The Best Stock Footage Sites for Faceless YouTube Channels in 2026
The quality of your b-roll determines whether your channel looks amateur or professional. And "I couldn't find good footage" is not an excuse — there's more free, high-quality b-roll available today than at any point in YouTube history.
Here's where we source footage for hundreds of faceless channels.
Free Sources (Actually Good)
Pexels (pexels.com/videos)
The best free option. Massive library, high resolution (4K available), and fully licensed for commercial YouTube use. Searchable by keyword, category, and mood. No attribution required. Start here every time.
Pixabay (pixabay.com)
Similar to Pexels with different content. Good for nature, lifestyle, and abstract footage. Some overlap with Pexels — search both for any given topic.
Coverr (coverr.co)
Curated free video clips. Fewer options but higher quality curation. Especially good for technology, lifestyle, and business b-roll. All fully licensed.
Videvo (videvo.net) — Free Tier
Mix of free and paid content. Free clips are usable commercially with attribution. Good for architectural, nature, and ambient footage.
YouTube Creative Commons
Search YouTube with the CC filter on. Massive archive of real footage across every topic imaginable. Check license terms per clip — Creative Commons BY means attribution required.
Paid Sources (Worth It)
Storyblocks ($165–$400/year)
Unlimited downloads with an annual subscription. This is what Devon's team uses. The library is massive — 4K footage, motion graphics, sound effects, music. The ROI is undeniable if you're posting weekly.
Artgrid (artgrid.io) — $199–$499/year
Premium footage only. The quality is visually stunning — cinematic, color-graded, professional. Better for premium channels where visual quality is part of the brand.
Getty Images / iStock
The gold standard for news-adjacent footage. If you're doing documentary or current events content where authenticity matters, Getty's archive is unmatched. Expensive per clip, but certain footage only exists here.
Envato Elements ($16.50/month)
Access to video, music, graphics, and templates in one subscription. Great value if you also need After Effects templates and music tracks.
AI-Generated B-Roll (The New Frontier)
Tools like RunwayML, Sora, Kling, and Pika now generate custom b-roll from text prompts. Early-stage but accelerating fast.
Current best use: fill gaps where stock footage doesn't exist (historical recreations, futuristic scenarios, custom concepts). Quality is good enough for supplementary clips. Not yet good enough to replace real footage for primary scenes.
By 2027, AI b-roll will likely replace 50%+ of stock footage purchases. Plan accordingly.
The B-Roll Workflow
- Write the script first.

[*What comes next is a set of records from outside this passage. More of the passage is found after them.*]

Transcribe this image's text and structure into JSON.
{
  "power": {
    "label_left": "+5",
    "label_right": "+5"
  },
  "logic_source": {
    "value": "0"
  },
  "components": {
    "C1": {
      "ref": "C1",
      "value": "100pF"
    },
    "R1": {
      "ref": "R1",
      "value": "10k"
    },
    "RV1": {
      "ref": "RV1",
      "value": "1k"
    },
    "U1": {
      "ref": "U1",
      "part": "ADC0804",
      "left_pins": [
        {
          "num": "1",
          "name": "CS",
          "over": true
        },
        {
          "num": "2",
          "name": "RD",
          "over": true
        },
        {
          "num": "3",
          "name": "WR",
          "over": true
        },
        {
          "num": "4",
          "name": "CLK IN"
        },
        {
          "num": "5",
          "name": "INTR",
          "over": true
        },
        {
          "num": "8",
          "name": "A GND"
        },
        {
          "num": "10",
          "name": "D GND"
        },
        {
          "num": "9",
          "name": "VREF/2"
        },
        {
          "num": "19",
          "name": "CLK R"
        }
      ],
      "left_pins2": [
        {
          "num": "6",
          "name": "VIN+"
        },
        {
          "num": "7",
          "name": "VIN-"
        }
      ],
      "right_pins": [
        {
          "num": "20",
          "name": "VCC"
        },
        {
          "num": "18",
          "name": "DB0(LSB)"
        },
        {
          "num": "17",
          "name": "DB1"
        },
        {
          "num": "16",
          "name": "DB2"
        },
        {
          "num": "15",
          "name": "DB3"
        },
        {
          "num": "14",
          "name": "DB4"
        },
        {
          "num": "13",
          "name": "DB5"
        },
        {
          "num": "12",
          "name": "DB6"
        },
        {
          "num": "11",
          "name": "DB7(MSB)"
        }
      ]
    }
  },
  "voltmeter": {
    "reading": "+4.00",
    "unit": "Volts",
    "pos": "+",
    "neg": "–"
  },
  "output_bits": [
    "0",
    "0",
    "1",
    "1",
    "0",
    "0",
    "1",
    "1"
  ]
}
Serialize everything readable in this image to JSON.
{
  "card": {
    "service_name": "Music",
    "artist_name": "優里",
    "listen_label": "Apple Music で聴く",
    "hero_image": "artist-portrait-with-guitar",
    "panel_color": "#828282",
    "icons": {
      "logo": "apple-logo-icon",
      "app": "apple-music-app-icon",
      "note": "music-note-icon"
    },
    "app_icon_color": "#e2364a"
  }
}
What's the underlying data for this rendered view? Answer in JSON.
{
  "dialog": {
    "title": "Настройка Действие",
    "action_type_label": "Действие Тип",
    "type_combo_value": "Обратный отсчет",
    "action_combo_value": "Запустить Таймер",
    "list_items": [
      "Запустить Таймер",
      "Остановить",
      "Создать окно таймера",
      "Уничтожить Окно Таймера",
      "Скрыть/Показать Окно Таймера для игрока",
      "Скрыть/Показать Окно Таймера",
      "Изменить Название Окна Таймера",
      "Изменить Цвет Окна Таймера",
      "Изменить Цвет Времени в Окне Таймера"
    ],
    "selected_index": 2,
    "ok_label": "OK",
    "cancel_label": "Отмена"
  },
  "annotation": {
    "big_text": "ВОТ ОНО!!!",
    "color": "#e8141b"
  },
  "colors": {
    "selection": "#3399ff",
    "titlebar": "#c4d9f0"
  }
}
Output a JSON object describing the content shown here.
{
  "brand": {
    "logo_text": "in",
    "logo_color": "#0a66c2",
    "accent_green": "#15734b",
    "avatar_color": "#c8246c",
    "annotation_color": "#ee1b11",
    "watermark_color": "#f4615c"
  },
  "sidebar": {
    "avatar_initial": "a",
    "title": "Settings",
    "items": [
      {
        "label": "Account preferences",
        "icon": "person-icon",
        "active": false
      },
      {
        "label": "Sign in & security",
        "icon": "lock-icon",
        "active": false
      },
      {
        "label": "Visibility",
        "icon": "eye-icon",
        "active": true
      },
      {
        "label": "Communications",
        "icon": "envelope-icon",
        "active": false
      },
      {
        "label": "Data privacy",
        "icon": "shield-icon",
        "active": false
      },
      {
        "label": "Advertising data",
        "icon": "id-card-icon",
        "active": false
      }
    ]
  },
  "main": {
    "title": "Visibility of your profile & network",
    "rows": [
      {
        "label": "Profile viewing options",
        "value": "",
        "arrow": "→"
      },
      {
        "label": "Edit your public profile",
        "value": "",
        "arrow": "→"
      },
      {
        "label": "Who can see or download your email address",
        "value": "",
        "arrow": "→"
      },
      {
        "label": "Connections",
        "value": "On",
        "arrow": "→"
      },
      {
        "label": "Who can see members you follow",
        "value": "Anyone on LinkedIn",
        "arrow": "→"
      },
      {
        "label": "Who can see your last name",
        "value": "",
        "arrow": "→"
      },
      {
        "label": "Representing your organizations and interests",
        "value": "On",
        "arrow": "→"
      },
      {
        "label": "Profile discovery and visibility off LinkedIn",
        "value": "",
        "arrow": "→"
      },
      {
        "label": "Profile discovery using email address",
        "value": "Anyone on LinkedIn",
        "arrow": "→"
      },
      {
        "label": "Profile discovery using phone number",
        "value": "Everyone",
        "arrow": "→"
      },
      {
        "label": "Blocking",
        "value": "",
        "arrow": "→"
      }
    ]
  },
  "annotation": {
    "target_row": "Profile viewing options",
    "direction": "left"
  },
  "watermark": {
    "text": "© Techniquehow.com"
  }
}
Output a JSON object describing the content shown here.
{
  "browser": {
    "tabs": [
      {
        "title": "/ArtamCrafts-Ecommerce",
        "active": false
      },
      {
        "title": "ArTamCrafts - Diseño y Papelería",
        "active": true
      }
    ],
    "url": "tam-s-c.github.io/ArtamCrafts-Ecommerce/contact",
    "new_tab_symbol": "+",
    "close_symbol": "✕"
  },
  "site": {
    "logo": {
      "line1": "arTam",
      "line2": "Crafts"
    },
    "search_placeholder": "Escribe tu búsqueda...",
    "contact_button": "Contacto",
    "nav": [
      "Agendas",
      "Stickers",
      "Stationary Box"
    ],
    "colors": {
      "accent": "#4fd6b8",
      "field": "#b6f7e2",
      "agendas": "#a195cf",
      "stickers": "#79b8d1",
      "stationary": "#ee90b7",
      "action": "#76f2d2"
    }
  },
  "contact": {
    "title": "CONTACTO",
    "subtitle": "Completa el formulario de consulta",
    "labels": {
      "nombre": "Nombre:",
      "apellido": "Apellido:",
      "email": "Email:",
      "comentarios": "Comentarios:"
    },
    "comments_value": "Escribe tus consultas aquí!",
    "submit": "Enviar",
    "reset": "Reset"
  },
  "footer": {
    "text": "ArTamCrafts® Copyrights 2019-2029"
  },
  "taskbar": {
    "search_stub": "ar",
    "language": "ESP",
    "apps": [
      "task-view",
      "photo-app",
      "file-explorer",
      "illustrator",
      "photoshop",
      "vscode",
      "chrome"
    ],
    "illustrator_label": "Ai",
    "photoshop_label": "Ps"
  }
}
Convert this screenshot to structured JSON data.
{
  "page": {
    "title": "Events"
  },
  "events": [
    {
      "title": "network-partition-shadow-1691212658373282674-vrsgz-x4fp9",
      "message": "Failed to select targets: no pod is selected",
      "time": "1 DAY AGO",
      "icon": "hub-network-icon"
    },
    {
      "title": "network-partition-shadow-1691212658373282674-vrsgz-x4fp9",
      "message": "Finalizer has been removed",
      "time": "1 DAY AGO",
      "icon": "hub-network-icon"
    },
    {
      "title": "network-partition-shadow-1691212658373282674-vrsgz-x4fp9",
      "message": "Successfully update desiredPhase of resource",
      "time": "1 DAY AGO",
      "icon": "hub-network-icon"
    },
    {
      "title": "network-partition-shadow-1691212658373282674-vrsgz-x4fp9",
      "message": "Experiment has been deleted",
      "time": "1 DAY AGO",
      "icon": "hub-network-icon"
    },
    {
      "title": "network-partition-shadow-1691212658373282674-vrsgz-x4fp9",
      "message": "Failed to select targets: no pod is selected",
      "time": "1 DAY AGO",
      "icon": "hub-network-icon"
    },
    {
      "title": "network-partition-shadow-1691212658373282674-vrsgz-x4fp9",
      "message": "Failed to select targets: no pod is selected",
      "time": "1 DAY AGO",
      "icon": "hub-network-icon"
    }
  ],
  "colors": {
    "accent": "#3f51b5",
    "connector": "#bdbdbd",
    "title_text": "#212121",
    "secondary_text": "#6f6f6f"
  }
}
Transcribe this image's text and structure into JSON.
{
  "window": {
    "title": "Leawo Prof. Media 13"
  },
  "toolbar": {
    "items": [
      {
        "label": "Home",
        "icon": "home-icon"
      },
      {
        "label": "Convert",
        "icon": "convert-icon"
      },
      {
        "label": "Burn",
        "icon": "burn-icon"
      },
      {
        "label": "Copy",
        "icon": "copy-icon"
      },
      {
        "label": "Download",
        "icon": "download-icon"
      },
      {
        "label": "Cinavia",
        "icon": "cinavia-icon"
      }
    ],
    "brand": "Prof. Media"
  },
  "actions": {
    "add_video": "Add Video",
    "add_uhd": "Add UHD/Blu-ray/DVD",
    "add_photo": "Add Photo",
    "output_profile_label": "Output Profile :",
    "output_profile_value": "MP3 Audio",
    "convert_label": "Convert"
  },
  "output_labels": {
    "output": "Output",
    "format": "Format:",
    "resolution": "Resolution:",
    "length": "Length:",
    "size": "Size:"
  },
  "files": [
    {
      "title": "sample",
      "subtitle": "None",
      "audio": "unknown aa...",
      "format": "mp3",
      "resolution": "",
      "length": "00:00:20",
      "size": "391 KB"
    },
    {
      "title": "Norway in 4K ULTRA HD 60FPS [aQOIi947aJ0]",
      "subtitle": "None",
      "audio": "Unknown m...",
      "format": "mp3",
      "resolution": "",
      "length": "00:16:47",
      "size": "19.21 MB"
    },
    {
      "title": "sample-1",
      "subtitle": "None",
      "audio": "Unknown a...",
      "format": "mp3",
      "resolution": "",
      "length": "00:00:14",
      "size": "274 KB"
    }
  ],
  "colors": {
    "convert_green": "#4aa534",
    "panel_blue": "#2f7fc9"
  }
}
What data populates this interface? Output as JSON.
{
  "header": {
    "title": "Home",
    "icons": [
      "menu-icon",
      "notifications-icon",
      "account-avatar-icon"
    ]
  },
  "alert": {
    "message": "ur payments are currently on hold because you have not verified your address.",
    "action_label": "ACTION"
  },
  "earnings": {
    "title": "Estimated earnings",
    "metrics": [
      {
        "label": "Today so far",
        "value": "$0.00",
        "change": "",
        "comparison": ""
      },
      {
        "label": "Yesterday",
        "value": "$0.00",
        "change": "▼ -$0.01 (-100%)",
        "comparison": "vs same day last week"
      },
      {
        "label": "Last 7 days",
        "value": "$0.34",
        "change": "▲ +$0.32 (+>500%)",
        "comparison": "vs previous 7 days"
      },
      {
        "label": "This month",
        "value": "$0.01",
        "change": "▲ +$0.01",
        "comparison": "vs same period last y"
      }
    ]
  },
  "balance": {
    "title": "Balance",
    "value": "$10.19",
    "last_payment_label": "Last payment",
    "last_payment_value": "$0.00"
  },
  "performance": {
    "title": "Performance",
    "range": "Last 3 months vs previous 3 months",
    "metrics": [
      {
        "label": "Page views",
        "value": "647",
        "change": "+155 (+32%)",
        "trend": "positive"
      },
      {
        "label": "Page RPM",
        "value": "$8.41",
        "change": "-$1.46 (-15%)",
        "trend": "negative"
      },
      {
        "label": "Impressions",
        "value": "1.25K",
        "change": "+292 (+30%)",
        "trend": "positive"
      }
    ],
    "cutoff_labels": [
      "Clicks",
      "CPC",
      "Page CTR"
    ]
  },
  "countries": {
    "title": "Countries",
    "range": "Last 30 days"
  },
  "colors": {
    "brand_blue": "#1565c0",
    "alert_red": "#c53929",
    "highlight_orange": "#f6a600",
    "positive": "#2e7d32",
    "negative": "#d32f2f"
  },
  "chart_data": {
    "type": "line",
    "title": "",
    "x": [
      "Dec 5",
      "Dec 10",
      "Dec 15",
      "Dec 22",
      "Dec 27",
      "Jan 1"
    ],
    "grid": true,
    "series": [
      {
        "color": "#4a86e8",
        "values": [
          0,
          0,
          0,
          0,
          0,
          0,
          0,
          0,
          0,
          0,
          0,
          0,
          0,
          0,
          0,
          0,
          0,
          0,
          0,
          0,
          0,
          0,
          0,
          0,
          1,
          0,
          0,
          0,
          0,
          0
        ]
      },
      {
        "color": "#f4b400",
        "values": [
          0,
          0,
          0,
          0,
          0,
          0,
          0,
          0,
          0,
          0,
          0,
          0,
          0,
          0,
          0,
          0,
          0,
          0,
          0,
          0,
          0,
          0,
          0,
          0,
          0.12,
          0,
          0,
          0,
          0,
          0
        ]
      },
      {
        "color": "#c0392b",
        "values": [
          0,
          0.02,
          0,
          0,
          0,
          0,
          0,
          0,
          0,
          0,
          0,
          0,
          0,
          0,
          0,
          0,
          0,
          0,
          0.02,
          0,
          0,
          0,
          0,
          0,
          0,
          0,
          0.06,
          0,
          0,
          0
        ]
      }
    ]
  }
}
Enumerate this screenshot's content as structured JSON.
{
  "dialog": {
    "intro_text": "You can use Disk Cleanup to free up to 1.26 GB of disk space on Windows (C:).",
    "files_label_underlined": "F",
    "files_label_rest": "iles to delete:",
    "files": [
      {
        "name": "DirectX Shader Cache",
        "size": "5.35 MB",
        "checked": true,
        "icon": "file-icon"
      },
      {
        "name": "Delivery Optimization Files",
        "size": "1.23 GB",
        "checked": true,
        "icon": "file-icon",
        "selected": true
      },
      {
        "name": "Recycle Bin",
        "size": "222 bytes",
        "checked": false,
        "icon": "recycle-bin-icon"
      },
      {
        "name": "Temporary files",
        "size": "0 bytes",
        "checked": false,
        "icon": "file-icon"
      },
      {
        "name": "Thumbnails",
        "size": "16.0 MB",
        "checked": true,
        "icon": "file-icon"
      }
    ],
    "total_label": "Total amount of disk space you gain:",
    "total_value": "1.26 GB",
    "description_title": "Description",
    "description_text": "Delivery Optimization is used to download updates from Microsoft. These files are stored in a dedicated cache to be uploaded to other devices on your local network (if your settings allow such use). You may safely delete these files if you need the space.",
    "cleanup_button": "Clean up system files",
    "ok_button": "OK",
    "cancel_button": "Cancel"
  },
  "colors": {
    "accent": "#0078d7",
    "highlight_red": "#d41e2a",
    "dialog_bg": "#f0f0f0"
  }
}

Identify every visual moment that needs footage.
- Search Pexels and Pixabay first (free, fast)
- Search Storyblocks for anything you couldn't find free
- Use AI generation for anything that doesn't exist as real footage
- Keep a personal library folder — footage you download repeatedly
Pro tip: organize your b-roll library by category, not by project. "People / Business / City / Nature / Technology." When you're editing, you want to find footage fast — not dig through 50 project folders.